OLG Hamm v. 29.08.2014: Zur Anwendung der StVO auf einen öffentlich zugänglichen Parkplatz


Das OLG Hamm (Urteil vom 29.08.2014 - I-9 U 26/14) hat entschieden:
  1. Die Regeln der Straßenverkehrsordnung (StVO) sind auf einem öffentlich zugänglichen Parkplatz grundsätzlich anwendbar.

  2. Einen Vertrauensgrundsatz zugunsten des "fließenden" Verkehrs gegenüber dem wartepflichtigen Ein- oder Ausfahrenden gibt es grundsätzlich nicht.

    Etwas anderes kann gelten, wenn die angelegten Fahrspuren zwischen den Parkplätzen eindeutig Straßencharakter haben und sich bereits aus ihrer baulichen Anlage ergibt, dass sie nicht dem Suchen von Parkplätzen dienen, sondern der Zu- und Abfahrt der Fahrzeuge (hier: Durchfahrtsstraße im Bereich der LKW-Stellplätze auf einem Rastplatz an einer Bundesautobahn).

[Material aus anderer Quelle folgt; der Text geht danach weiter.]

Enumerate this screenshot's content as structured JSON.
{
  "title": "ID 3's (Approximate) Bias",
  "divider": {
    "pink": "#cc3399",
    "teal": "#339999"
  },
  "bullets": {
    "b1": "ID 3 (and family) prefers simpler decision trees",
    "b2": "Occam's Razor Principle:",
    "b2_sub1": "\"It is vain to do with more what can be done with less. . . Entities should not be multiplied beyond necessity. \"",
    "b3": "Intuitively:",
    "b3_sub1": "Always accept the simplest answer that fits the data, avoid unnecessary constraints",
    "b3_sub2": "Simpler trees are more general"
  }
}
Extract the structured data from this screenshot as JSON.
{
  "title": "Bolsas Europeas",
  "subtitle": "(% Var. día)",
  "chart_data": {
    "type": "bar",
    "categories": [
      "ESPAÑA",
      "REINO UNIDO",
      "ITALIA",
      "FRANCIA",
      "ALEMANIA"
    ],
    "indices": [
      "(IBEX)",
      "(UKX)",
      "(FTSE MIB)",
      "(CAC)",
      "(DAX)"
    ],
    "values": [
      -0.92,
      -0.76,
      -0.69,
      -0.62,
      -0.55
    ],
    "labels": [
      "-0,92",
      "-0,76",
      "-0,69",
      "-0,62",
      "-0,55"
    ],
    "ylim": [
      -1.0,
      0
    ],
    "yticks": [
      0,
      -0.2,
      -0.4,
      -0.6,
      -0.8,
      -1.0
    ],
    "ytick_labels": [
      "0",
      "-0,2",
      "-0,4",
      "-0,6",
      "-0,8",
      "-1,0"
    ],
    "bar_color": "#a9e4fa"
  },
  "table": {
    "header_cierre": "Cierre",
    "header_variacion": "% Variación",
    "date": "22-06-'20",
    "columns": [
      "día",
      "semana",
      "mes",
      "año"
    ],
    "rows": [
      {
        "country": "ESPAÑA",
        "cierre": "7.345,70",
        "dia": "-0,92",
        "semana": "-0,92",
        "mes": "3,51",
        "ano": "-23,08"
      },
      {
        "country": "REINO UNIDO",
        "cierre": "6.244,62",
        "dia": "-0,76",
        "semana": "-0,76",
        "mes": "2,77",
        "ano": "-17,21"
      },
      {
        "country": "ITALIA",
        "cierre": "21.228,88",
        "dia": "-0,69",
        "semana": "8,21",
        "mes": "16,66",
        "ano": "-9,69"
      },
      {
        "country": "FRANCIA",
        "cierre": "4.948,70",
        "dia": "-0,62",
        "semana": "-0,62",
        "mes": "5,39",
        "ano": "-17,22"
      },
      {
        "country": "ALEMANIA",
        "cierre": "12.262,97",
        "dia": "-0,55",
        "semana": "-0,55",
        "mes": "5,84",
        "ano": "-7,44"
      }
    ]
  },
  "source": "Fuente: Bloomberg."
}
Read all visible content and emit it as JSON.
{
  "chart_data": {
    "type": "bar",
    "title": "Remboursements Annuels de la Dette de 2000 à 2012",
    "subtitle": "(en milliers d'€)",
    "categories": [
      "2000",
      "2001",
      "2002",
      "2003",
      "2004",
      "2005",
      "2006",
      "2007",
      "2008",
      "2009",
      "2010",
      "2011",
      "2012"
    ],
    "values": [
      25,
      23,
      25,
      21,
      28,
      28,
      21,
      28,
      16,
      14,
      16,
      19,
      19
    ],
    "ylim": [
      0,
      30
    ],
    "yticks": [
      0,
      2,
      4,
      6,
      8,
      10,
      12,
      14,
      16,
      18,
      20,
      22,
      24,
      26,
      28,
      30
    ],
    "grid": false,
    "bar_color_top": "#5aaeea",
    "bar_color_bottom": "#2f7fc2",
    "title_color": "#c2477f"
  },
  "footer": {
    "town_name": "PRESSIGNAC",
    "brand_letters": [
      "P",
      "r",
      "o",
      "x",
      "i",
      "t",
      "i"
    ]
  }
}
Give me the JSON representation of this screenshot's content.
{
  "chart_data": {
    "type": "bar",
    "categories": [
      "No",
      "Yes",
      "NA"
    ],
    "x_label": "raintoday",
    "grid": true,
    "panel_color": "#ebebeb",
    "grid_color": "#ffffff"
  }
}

Siehe auch Öffentlicher und nichtöffentlicher Verkehr und Unfälle auf Parkgelände


Gründe:

I.

Der Kläger macht gegen die Beklagten vollen Schadensersatz aus einem Verkehrsunfall geltend, der sich am 18.06.2013 gegen 17:12 h auf dem an der BAB 44 auf Höhe Km 88,5 gelegenen Rastplatz Eringerfeld in Geseke ereignet hat. Der Angestellte des Klägers, Herr T, befuhr mit dem Lastzug des Klägers einen im weiteren Verlauf zur Auffahrt zur BAB führenden Zufahrtsweg, an den rechtsseitig ca. 18 schräg angeordnete LKW-Stellplätze angrenzen, von denen die Einfahrt in die Zufahrtstraße möglich ist. Auf dem letzten Stellplatz führte der Beklagte zu 2) mit dem Lastzug der bei der Beklagten zu 3) haftpflichtversicherten Beklagten zu 1) Rangierbewegungen durch. Dabei kam es im Bereich der rechten Fahrspur der Zufahrtstraße zur Kollision beider Lastzüge. Die Beklagte zu 3) hat vorprozessual auf der Grundlage einer 50%igen Haftung unter Kürzung einzelner Schadenspositionen hinsichtlich des Fahrzeugsachschadens die von dem Kläger geltend gemachten Forderungen reguliert.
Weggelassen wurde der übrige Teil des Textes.